Alfred Ferko

Personal information
- Full name: Alfred Ferko
- Date of birth: 15 October 1964 (age 61)
- Place of birth: Vlorë, PR Albania
- Height: 1.82 m (5 ft 11+1⁄2 in)
- Position: Midfielder

Senior career*
- Years: Team / Apps / (Gls)
- 1983–1984: Partizani Tirana
- 1984–1989: Flamurtari
- 1989–1991: Dinamo Tirana
- 1991–1994: Panachaiki / 77 / (8)

International career
- 1986–1992: Albania / 9 / (0)

Managerial career
- 2003–2004: Flamurtari
- 2004–2005: Egnatia
- 2005: Shkumbini
- 2006: Teuta

= Alfred Ferko =

Albanian footballer and coach (born 1964)
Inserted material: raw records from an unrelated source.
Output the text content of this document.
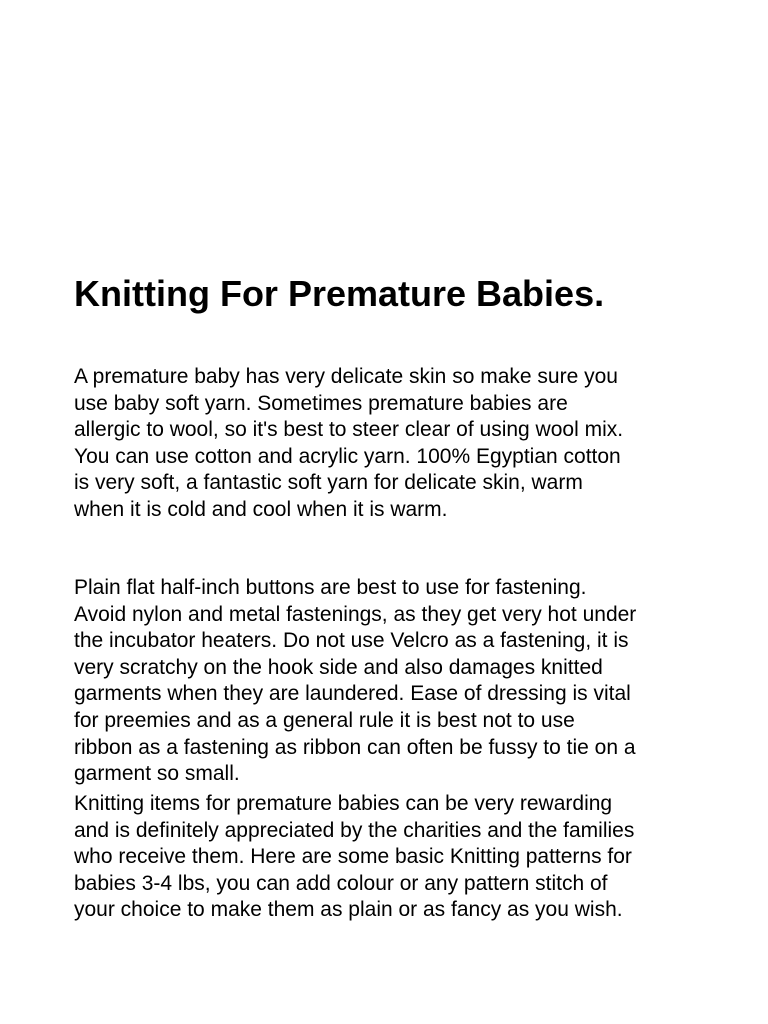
Knitting For Premature Babies.

A premature baby has very delicate skin so make sure you
use baby soft yarn. Sometimes premature babies are
allergic to wool, so it's best to steer clear of using wool mix.
You can use cotton and acrylic yarn. 100% Egyptian cotton
is very soft, a fantastic soft yarn for delicate skin, warm
when it is cold and cool when it is warm.

Plain flat half-inch buttons are best to use for fastening.
Avoid nylon and metal fastenings, as they get very hot under
the incubator heaters. Do not use Velcro as a fastening, it is
very scratchy on the hook side and also damages knitted
garments when they are laundered. Ease of dressing is vital
for preemies and as a general rule it is best not to use
ribbon as a fastening as ribbon can often be fussy to tie on a
garment so small.

Knitting items for premature babies can be very rewarding
and is definitely appreciated by the charities and the families
who receive them. Here are some basic Knitting patterns for
babies 3-4 lbs, you can add colour or any pattern stitch of
your choice to make them as plain or as fancy as you wish.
Alfred Ferko (born 15 October 1964) is a former Albanian footballer who played as a midfielder for the Albania national team. After retiring as a player, he became a coach.

==Club career==
As soon as Albanians were free to leave the country after the end of the communist era, Ferko moved abroad to play alongside compatriot Roland Iljadhi in neighboring Greece for Panachaiki Patras.

==International career==
He made his debut for Albania in an October 1986 European Championship qualification match against Austria and earned a total of 9 caps, scoring no goals.

His final international was a January 1992 friendly match against Greece.